Serotonin (5-HT) plays an important role in sensitization of defensive reflexes in Aplysia and is also involved in several aspects of arousal, such as the control of locomotion and of cardiovascular tone. In the preceding paper, we showed that tail-nerve shock, a noxious stimulus that readily induces sensitization, increases the firing rate of a large number of serotonergic neurons throughout the CNS. However, the functional consequences of such an increase in serotonergic tone are still poorly understood. In this study, we examined this question by using the 5-HT precursor 5-hydroxytryptophan (5-HTP) to specifically increase 5-HT release in the CNS. Increased tonic 5-HT release after 5-HTP treatment was manifested by facilitation of sensorimotor (SN-MN) synapses, increased firing rate of serotonergic neurons in the pedal and abdominal ganglia, and enhanced 5-HT release evoked by tail-nerve shock.

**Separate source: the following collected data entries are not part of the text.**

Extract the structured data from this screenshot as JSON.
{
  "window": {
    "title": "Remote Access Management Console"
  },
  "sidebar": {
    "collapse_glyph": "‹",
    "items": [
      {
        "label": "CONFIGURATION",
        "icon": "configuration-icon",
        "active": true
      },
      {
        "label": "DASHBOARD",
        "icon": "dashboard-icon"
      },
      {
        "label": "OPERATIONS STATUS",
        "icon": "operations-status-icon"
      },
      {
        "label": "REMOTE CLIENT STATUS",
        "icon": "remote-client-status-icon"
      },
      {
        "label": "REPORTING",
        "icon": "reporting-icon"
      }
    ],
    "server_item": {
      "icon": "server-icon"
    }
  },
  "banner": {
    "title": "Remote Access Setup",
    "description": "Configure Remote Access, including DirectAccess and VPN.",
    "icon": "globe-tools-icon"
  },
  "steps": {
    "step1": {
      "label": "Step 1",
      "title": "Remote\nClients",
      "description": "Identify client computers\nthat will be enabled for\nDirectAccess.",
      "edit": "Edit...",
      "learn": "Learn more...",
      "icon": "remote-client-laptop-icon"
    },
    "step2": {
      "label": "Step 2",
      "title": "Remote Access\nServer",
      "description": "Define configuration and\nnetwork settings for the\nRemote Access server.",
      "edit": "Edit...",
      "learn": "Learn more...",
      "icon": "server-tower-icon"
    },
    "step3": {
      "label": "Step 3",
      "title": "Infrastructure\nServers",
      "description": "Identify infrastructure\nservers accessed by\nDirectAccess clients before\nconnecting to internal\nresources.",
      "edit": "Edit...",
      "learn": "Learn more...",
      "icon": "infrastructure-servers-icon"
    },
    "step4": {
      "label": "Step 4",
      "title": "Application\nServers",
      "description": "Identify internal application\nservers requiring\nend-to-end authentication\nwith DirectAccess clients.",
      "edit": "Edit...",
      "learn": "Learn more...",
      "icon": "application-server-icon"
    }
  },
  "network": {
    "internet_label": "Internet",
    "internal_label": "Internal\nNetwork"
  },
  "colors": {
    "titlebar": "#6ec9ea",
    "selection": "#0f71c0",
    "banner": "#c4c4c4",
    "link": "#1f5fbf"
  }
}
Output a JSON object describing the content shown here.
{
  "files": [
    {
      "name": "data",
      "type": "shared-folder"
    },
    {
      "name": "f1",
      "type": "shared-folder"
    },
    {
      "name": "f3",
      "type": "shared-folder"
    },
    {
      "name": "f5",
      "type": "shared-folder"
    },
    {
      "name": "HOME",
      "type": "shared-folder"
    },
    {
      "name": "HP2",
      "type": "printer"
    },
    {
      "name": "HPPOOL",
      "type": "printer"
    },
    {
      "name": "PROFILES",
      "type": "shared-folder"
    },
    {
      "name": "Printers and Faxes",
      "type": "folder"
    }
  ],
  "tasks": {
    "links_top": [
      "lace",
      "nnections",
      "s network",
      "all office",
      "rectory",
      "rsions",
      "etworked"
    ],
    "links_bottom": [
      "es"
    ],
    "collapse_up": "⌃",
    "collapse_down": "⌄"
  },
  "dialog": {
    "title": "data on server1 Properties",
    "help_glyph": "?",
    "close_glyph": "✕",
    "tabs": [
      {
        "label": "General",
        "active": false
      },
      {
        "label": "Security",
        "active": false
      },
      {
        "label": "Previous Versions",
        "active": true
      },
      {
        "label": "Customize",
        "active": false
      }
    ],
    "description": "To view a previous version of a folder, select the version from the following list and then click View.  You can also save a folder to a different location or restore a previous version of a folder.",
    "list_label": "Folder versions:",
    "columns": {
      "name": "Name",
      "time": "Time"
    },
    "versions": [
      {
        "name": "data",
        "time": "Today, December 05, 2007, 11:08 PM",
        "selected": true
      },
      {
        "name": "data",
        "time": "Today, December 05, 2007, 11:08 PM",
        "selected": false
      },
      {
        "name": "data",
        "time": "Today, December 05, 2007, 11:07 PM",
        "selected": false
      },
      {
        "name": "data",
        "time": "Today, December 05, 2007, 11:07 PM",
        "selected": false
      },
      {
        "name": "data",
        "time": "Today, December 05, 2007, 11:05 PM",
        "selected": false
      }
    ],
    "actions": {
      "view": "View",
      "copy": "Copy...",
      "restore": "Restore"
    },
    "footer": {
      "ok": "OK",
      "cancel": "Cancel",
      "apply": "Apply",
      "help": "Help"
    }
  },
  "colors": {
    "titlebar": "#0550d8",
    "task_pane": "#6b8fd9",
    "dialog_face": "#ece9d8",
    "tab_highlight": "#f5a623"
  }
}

When 5-HTP was administered to freely moving animals, it produced a strong arousal response characterized by increased locomotion and heart rate, which was reminiscent of the defensive arousal reaction triggered by noxious stimulation such as tail-shock. In contrast, 5-HTP actually inhibited the tail-induced siphon-withdrawal reflex. It is possible that 5-HT-induced facilitation of SN-MN synapses was counteracted by inhibition of polysynaptic reflex pathways between SNs and MNs, resulting in transient behavioral inhibition of the reflex, which could favor escape locomotion and/or respiration shortly after an aversive stimulus. We conclude that a major function associated with the activation of the Aplysia serotonergic system evoked by noxious stimuli is the triggering of a defensive arousal response. It is known that tail-shock-induced serotonergic activation contributes to memory encoding at least in part by facilitating SN-MN synapses. However, this effect in isolation might not be sufficient for the behavioral expression of sensitization.